Die Pressevielfalt und die Gleichschaltung

Deutschland ist heute froh über seinen Meinungs- und Medienpluralismus. Mensch, wir haben doch Pressefreiheit, hört man oft die Leute durchatmen. Gut, nicht alles läuft richtig, aber eine Lügenpresse haben wir fürwahr nicht zu ertragen. So einfach können wir es uns nicht machen. Wenn es denn überhaupt mal eine Lügenpresse gegeben hat, dann war es die, die die braunen Jahre dieses Landes begleitete. Aber selbst das ist nicht ganz so einfach.
Die Pressevielfalt und die GleichschaltungIch erinnere mich nämlich an Sebastian Haffner, wie er in »Von Bismarck zu Hitler« die Medienlandschaft in den Jahren von 1933 bis 1938 skizzierte. Eine totale Gleichschaltung schloss er aus. Man habe wahrscheinlich die Kriegspropaganda der späteren Jahre vor Augen gehabt und angenommen, dass es vorher in Nazi-Deutschland schon genauso war. Laut Haffner war es aber so nicht. Pressevielfalt gab es da durchaus noch, »wer die Frankfurter Zeitung las, der bekam die Dinge in ganz anderem Ton und Stil dargestellt als jemand, der den Völkischen Beobachter las.« Zeitungsleser hatten nicht etwa nur die Wahl zwischen identischen Zeitungen mit verschiedenen Namen gehabt. Jede Zeitung pflegte ihren Stil. Und wer die antisemitischen Tiraden des »Stürmer« nicht mochte, las eben eine andere Zeitung, die das Antisemitische ziemlich heraushielt.

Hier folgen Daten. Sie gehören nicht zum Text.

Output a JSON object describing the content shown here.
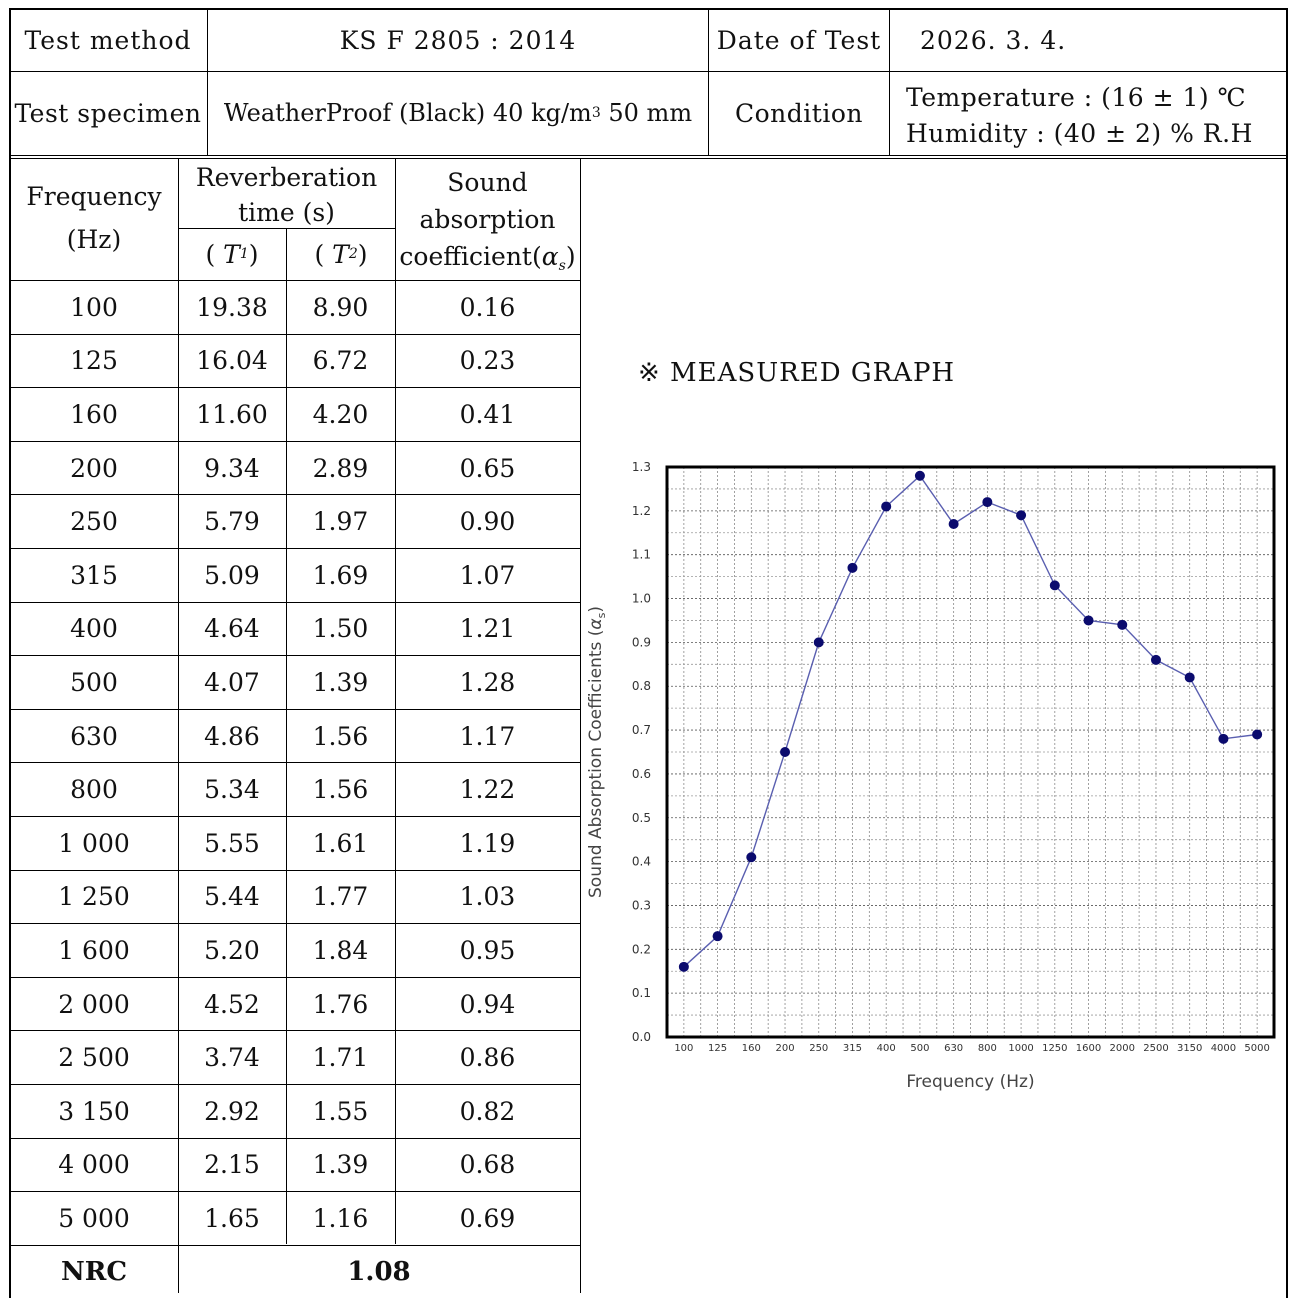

Eine softe Gleichschaltung hat es natürlich schon gegeben. Goebbels setzte zwar nicht die Agenda, gab aber Richtlinien und die Sprachregelung vor. Nicht jede Kleinigkeit wurde vom Propagandaministerium bis ins Detail geplant. Auch der zeitungseigene Stil sollte unbedingt beibehalten werden. Aber welche Nachrichten unterdrückt oder unauffällig bleiben sollten, darüber wurde ich Zusammenkünften befunden. Eher selten diktierte man den Redaktionen Leitartikel ins Blatt. Man legte wert darauf, dass ein Bild von Vielfalt herrschte. Und man wusste, dass der ehemaligen Wähler der Sozialdemokraten einen anderen Stil bevorzugte, als der SA-Schläger von einst. Nicht alles durfte sich daher so anhören, als habe es Julius Streicher diktiert. So hätte man an Glaubwürdigkeit und Rückhalt verloren. Das Volk musste behutsam bei Laune gehalten werden. Behutsam und milieuspezifisch.
Haffner nannte das eine »fast genial zu nennende Form der Manipulation«. Sie war beileibe nicht total, aber doch so, dass man das Resultat erhielt, das man wollte: Ein Volk, das Meldungen erhielt, die nicht besorgten, während es noch glaubte, es habe die Wahl zwischen verschiedenen Interpretationen des Geschehens: Das war der ganze Trick. Das war auch der Grund, warum die Masse kaum merkte, wie sie eingelullt wurde. Sie wähnte sich ja noch im Pluralismus der Anschauungen.
Insofern ist es schon ein bisschen bequem, wenn man heute so tut, als sei die Gleichschaltung ein Akt gewesen, der mit gnadenloser Eintönigkeit in ganz engen Rastern gehalten wurde. So lief es nicht ab. Aber die Vorstellung ist praktisch, weil dann die heutigen Ansätze von medialer Anpassung und Abstimmung aussehen, als hätten sie mit den damaligen Prozessen nichts gemein. Manches davon ist sich aber gar nicht so unähnlich. Es ist einfach nur Anpassung, sich der Macht unterwerfen und dabei so ein bisschen interpretatives Alleinstellungsmerkmal bewahren. Nichts wiederholt sich. Aber vieles wirkt manchmal ein bisschen ähnlich.